Deslendo “Pais e Filhos”
Juliana Beatriz Klein
Ainda que consideremos todo o horror adorniano em relação aos produtos da Indústria Cultural (IC), o fato concreto é que os mesmos tornaram-se eventos plenamente visíveis. O posicionamento de Adorno pode ser considerado elitista em virtude da defesa promovida por ele no que se refere às belas artes, privilegiando as “produções do espírito” em radical oposição aos produtos da IC, pois demonstra um certo grau – bastante notável – de preconceito cultural.
Naturalmente, há uma diferenciação entre a produção literária canônica e a da IC. Mas, segundo Roberto Reis, o cânone é fruto de um processo de “seleção e exclusão” e, nesses termos, não pode ser desvinculado da questão de poder (Reis, 1992, p. 70). Além disso, atitudes apocalípticas, nos termos de Umberto Eco, em nada resolvem o problema mesmo da existência de tais produtos, cabendo aos analistas, uma vez estabelecida a realidade desses objetos, estudá-los a fim de verificar qualidade – ou falta de – dos mesmos (Eco, 2000).
Amparados nesse pressuposto, pretendemos retomar aspectos recorrentes das obras “Pais e Filhos” de Ivan Turguêniev e de Renato Russo a fim de considerar, balizados pela Literatura Comparada e pelos Estudos Culturais, um artefato literário-canônico e um objeto estético produto da IC. Suprimiremos, a fim de dedicarmos espaço maior à teoria, as análises dos respectivos objetos, bem como a comparação entre ambos. Nossa intenção é, nos limites desse trabalho, ressaltar as qualidades da produção de Renato Russo que, mesmo produtor da IC, apresenta características peculiares em relação aos seus pares. Daremos ênfase ao momento histórico em que os objetos foram produzidos com o intuito de os classificarmos como representantes de seus tempos, bem como às principais características dos objetos no sentido da recursividade do tema.
Segundo Tania Franco Carvalhal, a literatura comparada passou a abranger o estudo comparativo não somente entre duas literaturas nacionais, entre dois autores de mesma literatura ou de literaturas nacionais diferentes, como também “a comparação entre obras literárias e obras pertencentes a outras linguagens artísticas” (apud Marques, 1999, p. 60). Nesse sentido, encontramos igualmente um excerto de Henry H. H. Remak, que afirma:
A literatura comparada é o estudo da literatura além das fronteiras de um determinado país, e o estudo das relações entre literatura, por um lado, e outras áreas e credos, tais como as artes (cf. pintura, [...], música), a filosofia, a história, as ciências sociais [...]. Em resumo, é a comparação de uma literatura com outra ou outras, e a comparação da literatura com outras esferas da expressão humana (apud Jost, 1994, p. 346).

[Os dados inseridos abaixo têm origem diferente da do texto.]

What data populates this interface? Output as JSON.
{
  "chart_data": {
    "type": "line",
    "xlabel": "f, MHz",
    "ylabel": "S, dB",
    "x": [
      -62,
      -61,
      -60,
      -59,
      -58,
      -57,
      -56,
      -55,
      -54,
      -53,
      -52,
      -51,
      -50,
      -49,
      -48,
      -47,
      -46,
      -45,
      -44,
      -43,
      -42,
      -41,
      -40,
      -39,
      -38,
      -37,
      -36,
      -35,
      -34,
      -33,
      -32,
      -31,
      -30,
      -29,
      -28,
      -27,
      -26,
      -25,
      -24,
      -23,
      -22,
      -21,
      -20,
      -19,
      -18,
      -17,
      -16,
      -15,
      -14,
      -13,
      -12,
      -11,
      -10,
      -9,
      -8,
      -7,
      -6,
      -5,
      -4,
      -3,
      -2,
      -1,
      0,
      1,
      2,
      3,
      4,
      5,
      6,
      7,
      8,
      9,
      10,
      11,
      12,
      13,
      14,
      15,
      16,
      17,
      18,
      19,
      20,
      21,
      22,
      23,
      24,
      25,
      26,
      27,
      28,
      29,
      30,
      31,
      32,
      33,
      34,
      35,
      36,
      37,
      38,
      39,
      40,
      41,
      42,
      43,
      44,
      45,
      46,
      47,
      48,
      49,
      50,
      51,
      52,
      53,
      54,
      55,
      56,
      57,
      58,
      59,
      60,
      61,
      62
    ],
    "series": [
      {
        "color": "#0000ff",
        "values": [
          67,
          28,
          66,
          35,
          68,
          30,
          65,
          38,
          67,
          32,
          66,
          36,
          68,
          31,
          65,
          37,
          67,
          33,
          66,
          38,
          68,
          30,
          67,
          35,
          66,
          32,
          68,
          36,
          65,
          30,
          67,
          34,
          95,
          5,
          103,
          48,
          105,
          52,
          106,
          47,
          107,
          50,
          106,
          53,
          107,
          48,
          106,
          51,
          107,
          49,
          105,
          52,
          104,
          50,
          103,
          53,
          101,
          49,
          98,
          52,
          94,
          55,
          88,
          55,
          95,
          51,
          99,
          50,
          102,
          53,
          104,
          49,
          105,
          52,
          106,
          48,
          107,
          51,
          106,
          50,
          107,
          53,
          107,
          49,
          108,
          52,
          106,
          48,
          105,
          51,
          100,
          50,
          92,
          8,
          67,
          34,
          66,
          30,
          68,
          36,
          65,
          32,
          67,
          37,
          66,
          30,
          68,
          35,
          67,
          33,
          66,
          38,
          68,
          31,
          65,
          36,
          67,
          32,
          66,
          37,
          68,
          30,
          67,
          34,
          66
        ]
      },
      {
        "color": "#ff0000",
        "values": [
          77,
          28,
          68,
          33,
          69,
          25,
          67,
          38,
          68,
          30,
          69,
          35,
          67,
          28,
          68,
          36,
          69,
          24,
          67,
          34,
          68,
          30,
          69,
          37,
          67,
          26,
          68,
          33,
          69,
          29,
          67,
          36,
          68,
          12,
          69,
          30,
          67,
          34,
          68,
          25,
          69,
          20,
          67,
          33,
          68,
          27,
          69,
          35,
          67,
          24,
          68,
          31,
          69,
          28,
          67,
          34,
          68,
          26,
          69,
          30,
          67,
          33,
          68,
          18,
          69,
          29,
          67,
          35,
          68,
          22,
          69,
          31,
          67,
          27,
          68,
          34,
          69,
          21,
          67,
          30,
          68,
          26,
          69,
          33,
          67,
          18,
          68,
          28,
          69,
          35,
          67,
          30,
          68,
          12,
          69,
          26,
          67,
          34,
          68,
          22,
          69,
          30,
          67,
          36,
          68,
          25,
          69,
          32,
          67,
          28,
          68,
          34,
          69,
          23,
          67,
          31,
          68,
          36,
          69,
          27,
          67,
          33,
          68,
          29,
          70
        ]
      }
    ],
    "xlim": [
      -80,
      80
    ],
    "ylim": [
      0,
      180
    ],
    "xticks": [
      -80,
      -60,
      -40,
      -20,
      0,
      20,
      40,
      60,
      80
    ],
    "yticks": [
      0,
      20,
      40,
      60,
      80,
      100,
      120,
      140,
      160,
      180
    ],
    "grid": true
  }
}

Na mesma direção, Afrânio Coutinho (1983a) expressa:
[...] podemos dizer que o comparatismo é o estudo da literatura em esfera internacional, situando-nos para além das fronteiras nacionais. Também diz respeito ao estudo das relações da literatura com outros campos da atividade espiritual, sejam eles religiosos, filosóficos, históricos, sociais, artísticos. É, em uma palavra, o estudo comparado da literatura com outra ou outras literaturas e com outras formas de expressão intelectual. (p. 154)
Podemos também nos referir a um conceito aventado por Julia Kristeva tendo em vista a teoria do dialogismo de Bakhtin. Para esse autor, todo texto é o resultado de vários outros textos, haja vista que qualquer pessoa faz uso de seus conhecimentos para construir seu intelecto ou, simplesmente, sua sabedoria do mundo. Conforme afirma, “o dialogismo é inerente à própria linguagem” (apud Kristeva, 1974, p. 66). O “mosaico de citações” de Julia Kristeva diz respeito a essa proposição de Bakhtin, posto que, segundo tal conceito, todo texto é uma construção amparada em idéias, modelos e demais artifícios já existentes.
Caracterizando-se pelo rompimento de barreiras (erudita/popular/mídia), encontramos os Estudos Culturais. Estes – entendendo que a literatura e as manifestações do outro (a cultura das minorias, quer seja sexuais, dos negros, de países subdesenvolvidos, bem como as manifestações que utilizam linguagens não-convencionais, como as artes plásticas, a música, a arquitetura etc.) devem ser levadas em consideração e estudadas com a mesma seriedade dedicada à cultura convencional – diferenciam-se por uma abertura no cânone, onde seria possível inserir outros objetos estéticos e não somente os “imortais” (leia-se canonizados). Raúl Antelo, questionado a respeito, responde que o “mérito dos estudos culturais é articular as várias áreas do saber” (Medeiros, 1998, p. 45) que, de certa forma, faz eco às palavras de Henry Remak e de Tania Franco Carvalhal.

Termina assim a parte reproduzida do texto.